Crianças podem ser ouvidas duas vezes em processos paralelos

”Ou seja”, explica Paulo Sá e Cunha, “uma das coisas que se podia aperfeiçoar eram formas de aproveitar meios de prova que passem pela intervenção da criança num processo e no outro. Já está previsto, no que respeita a declarações para memória futura prestada pelo menor no processo-crime. Neste caso, está previsto que elas podem valer no processo tutelar civil. O contrário é que não está previsto”.

“Mas há muitas outras coisas. Se se tiver que fazer uma perícia de personalidade, para saber se o menor pode depor, se aquilo que está a dizer de alguma forma foi contaminado por um progenitor ou por outro. Tudo isto, no fundo, são exames que podem ter um carater traumatizante e podiam ser feitos uma única vez. Isso a lei não prevê”, exemplifica. Apesar de admitir que às vezes as perícias “são usadas” nos dois processos que correm paralelos há sempre o risco de as crianças “fazerem duas perícias”.

Só que a lei falha noutros pontos quando estes processos decorrem em paralelo. De um lado corre um processo-crime por violência doméstica, do outro um processo de regulamentação do poder paternal. Imagine-se que há medidas de coação decretadas por um tribunal.

“Os pais não podem contactar um com o outro, o agressor não pode contactar com a vítima, mas, no entanto, continua a ser pai ou mãe e existe um filho ou filhos comuns”

Este é um problema que se coloca muitas vezes na prática. Como se resolve? “Essas situações têm que se resolver muitas vezes através da mediação. Não é mediação num sentido próprio. Por exemplo, as crianças são entregues, ao pai ou à mãe, por uma terceira pessoa. Ou o pai ou a mãe vão buscá-los a um lado que não seja a residência da vitima”.

Quando estas medidas de coação dos processos-crime se transformam em penas assessórias, após uma decisão do tribunal e uma condenação, a situação agrava-se: “Nem sempre há uma coordenação clara e perfeita entre uma instituição e outra”.

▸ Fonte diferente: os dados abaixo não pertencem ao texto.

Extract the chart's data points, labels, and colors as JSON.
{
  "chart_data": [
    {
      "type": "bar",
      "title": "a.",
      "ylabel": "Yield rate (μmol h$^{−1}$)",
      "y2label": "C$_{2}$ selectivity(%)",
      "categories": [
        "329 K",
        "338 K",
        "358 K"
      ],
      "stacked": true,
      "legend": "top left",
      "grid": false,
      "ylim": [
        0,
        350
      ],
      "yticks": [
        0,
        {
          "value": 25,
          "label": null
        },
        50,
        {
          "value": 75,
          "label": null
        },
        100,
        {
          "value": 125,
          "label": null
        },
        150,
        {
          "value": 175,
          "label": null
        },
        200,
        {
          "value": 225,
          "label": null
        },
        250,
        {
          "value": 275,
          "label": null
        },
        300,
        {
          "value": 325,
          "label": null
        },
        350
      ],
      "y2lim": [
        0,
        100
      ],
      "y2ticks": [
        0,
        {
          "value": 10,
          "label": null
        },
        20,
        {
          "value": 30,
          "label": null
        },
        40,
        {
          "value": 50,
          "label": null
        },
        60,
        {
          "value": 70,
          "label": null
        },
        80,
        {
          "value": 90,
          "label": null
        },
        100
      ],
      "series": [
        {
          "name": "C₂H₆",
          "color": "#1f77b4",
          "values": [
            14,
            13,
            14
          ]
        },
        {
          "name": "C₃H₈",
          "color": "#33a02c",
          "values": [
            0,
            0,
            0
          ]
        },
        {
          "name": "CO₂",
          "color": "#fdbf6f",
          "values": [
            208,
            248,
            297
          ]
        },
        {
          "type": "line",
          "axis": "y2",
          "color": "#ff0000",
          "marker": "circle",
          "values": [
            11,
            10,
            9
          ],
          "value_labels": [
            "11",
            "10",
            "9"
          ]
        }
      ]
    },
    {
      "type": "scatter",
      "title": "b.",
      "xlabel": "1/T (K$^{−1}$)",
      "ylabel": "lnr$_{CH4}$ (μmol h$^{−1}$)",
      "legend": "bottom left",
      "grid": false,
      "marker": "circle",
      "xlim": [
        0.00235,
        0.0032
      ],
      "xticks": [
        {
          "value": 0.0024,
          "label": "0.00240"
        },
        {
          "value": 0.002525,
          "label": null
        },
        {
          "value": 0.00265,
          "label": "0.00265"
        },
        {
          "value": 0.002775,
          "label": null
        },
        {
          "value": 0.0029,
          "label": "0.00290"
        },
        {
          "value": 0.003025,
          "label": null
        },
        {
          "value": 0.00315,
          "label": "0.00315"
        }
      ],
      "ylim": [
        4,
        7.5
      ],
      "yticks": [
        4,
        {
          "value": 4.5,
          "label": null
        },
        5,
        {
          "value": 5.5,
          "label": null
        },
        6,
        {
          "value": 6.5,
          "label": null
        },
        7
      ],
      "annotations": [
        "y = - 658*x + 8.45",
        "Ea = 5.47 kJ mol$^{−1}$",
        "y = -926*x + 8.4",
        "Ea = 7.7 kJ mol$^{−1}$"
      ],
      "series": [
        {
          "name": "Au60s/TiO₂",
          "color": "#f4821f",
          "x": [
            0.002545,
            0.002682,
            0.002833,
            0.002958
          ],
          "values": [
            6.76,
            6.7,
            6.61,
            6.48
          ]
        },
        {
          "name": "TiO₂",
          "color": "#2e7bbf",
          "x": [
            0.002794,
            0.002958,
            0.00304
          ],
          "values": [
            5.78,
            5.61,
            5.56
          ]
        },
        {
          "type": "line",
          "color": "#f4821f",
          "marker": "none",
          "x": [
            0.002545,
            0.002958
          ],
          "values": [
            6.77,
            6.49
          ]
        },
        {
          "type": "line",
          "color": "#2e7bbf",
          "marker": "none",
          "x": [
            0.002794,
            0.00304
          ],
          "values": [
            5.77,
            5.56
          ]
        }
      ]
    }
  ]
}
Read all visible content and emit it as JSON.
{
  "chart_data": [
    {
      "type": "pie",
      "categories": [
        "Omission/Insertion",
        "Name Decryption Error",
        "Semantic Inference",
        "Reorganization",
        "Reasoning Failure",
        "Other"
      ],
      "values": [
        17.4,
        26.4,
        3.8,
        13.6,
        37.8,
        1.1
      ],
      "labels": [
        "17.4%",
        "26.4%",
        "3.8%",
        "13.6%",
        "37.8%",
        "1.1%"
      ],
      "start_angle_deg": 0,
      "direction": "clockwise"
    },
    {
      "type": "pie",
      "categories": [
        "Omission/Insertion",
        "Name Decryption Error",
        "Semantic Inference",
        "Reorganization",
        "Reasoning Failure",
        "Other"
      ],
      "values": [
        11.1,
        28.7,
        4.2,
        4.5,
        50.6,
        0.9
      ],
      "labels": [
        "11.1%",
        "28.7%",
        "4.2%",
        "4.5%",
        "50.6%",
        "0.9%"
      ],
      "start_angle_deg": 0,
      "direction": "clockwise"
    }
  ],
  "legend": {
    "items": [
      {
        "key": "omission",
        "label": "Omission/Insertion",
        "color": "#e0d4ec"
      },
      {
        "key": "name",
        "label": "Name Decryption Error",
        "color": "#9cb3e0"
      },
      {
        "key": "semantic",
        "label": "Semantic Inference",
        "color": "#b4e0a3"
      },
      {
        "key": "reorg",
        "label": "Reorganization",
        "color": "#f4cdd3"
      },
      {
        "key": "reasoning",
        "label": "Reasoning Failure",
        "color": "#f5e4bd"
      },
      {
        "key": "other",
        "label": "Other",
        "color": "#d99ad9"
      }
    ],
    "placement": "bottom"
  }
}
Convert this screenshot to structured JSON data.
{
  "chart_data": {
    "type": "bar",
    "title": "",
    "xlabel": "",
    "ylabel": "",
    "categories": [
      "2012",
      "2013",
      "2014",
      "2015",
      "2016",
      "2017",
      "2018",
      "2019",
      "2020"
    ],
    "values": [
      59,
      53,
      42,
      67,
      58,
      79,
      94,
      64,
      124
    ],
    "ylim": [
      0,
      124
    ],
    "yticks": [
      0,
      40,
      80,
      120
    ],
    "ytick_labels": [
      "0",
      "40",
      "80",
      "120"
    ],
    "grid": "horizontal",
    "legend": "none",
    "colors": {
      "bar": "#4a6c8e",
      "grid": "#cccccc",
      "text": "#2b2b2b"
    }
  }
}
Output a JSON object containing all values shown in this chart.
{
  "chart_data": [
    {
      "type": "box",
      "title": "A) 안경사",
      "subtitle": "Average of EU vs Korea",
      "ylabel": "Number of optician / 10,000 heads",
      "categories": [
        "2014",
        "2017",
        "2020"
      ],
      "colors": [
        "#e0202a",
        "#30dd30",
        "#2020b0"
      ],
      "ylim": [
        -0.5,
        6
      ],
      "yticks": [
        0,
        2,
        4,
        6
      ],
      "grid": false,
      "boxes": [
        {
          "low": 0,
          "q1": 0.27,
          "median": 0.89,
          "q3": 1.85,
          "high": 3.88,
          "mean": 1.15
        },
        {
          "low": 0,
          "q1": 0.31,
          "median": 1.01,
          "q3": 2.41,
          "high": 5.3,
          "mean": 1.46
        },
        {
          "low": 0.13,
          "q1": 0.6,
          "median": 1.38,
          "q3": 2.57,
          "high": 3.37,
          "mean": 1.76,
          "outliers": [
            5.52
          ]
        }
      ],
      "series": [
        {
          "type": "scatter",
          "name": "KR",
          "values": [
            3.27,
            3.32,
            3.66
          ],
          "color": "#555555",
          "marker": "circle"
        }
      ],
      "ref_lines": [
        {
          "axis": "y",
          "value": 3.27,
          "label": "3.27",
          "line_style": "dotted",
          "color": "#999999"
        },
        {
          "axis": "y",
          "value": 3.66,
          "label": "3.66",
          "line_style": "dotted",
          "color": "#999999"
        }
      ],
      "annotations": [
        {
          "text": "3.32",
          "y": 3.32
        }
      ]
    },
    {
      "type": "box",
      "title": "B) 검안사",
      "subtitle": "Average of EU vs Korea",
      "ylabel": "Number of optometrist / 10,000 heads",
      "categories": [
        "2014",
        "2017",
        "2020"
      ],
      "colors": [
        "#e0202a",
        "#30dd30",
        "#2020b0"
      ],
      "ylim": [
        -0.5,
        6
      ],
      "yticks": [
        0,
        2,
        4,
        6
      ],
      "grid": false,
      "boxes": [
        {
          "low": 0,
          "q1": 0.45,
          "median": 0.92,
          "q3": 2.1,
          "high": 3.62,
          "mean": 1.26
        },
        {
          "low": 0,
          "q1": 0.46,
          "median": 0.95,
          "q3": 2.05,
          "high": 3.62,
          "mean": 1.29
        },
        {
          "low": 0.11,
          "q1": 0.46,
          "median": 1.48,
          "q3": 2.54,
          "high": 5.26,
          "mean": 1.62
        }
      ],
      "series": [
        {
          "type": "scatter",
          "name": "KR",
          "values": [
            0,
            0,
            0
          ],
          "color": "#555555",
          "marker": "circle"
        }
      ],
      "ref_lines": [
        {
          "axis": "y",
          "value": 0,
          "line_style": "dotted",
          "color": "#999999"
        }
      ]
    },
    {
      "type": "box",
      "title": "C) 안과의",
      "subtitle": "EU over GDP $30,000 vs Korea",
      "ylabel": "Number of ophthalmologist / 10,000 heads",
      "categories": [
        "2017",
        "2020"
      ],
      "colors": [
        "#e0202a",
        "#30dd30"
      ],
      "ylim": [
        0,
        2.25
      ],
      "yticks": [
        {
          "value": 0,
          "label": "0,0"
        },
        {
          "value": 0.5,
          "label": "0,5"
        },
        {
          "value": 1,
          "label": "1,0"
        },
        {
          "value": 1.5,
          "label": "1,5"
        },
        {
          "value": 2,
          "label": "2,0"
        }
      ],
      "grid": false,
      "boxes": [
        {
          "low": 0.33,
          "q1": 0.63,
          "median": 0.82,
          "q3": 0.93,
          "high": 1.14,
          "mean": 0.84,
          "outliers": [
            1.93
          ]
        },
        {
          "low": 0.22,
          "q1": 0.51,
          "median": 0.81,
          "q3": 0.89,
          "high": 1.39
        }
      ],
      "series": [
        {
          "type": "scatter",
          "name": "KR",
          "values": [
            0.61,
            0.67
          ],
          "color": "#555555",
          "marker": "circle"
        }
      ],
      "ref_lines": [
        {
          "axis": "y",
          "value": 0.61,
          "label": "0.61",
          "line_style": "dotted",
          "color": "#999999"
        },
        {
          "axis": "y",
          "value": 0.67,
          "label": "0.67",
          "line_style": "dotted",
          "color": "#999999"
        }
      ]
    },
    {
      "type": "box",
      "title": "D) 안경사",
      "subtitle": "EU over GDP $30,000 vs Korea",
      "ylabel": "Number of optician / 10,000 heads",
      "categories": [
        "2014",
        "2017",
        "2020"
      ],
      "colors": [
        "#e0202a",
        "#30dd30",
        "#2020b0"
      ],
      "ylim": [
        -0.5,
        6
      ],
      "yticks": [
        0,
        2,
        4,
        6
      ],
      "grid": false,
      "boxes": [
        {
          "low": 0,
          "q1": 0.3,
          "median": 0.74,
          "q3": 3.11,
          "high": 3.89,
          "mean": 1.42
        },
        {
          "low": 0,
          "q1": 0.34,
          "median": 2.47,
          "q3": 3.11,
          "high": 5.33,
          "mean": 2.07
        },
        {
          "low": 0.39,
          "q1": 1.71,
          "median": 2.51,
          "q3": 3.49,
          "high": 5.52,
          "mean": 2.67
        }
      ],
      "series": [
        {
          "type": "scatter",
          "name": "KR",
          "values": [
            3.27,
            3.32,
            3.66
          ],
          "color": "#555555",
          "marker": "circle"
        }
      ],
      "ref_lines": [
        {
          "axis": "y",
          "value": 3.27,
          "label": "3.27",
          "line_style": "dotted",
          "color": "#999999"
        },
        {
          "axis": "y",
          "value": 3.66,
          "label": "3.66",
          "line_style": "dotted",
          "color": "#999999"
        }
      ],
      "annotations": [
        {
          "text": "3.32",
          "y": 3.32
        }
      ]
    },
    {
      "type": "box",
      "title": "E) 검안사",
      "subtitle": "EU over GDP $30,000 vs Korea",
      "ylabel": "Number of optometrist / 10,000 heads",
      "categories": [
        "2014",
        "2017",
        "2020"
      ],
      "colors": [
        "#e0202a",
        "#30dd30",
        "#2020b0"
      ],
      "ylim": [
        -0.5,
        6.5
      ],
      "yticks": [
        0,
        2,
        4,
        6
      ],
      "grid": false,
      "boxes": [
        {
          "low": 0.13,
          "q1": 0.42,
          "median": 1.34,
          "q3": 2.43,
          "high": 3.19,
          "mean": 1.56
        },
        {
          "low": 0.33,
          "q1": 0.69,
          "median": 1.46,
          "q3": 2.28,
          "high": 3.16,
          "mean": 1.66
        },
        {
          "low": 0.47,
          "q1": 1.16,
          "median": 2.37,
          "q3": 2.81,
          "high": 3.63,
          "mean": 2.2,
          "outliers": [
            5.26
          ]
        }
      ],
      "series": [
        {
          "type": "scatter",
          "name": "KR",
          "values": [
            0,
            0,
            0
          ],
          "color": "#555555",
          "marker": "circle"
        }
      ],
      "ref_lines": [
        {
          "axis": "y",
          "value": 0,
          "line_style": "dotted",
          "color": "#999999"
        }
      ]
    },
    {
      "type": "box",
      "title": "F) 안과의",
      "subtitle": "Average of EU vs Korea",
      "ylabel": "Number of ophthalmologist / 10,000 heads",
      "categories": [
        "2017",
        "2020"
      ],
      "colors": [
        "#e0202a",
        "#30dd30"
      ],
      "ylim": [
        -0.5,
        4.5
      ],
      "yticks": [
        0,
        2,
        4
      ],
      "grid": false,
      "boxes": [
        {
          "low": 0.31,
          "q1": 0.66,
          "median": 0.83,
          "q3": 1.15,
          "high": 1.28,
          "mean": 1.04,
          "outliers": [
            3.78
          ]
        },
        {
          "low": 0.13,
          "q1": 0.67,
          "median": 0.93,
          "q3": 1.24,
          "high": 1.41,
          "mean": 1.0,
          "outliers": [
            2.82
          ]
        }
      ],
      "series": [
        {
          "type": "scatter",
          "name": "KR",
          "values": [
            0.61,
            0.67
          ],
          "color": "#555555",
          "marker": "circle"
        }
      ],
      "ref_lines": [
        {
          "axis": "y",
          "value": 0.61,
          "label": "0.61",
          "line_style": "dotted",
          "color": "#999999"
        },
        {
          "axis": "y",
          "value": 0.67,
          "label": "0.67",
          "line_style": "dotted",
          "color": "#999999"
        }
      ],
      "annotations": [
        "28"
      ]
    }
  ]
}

“Tem havido até muitas propostas de alteração legislativa que visam aligeirar, de maneira a que mal exista uma situação de violência doméstica a correr perante o Ministério Público, isso seja participado oficiosamente ao Ministério Público competente da área de família e menores"

Ou seja, desta forma, os responsáveis pela resolução do poder paternal poderiam, de forma antecipada, "procurar ou tomar a iniciativa de promover a regulação de responsabilidades parentais, incluindo alterar uma decisão já existente, em razão das necessidades de proteção da vítima que decorrem, depois, do processo de violência doméstica”.

E aqui, Paulo Sá e Cunha deixa outro alerta. “O crime de violência domestica também pode ser praticado sobre as crianças”. O ato não é exclusivo entre progenitores. “Pode ser de pai e mãe para filho/filhos; ou de pai ou mãe para filho/filhos”.

Paulo Sá e Cunha considera que ainda se pode fazer mais, mas “há domínios, como o domínio das relações íntimas, entre as pessoas no âmbito familiar, que devem constituir um espaço o mais livre de direito possível. Não deve haver uma intromissão muito opressiva”, porque, na sua opinião, “regulação excessiva (…) numa relação privada, pessoal, pode ser mais contraproducente”.

Procurar o equilibro, tratar cada caso, como um caso. Da justiça deve esperar-se um olhar mais sensível e atenção quanto aos direitos das crianças e das vítimas.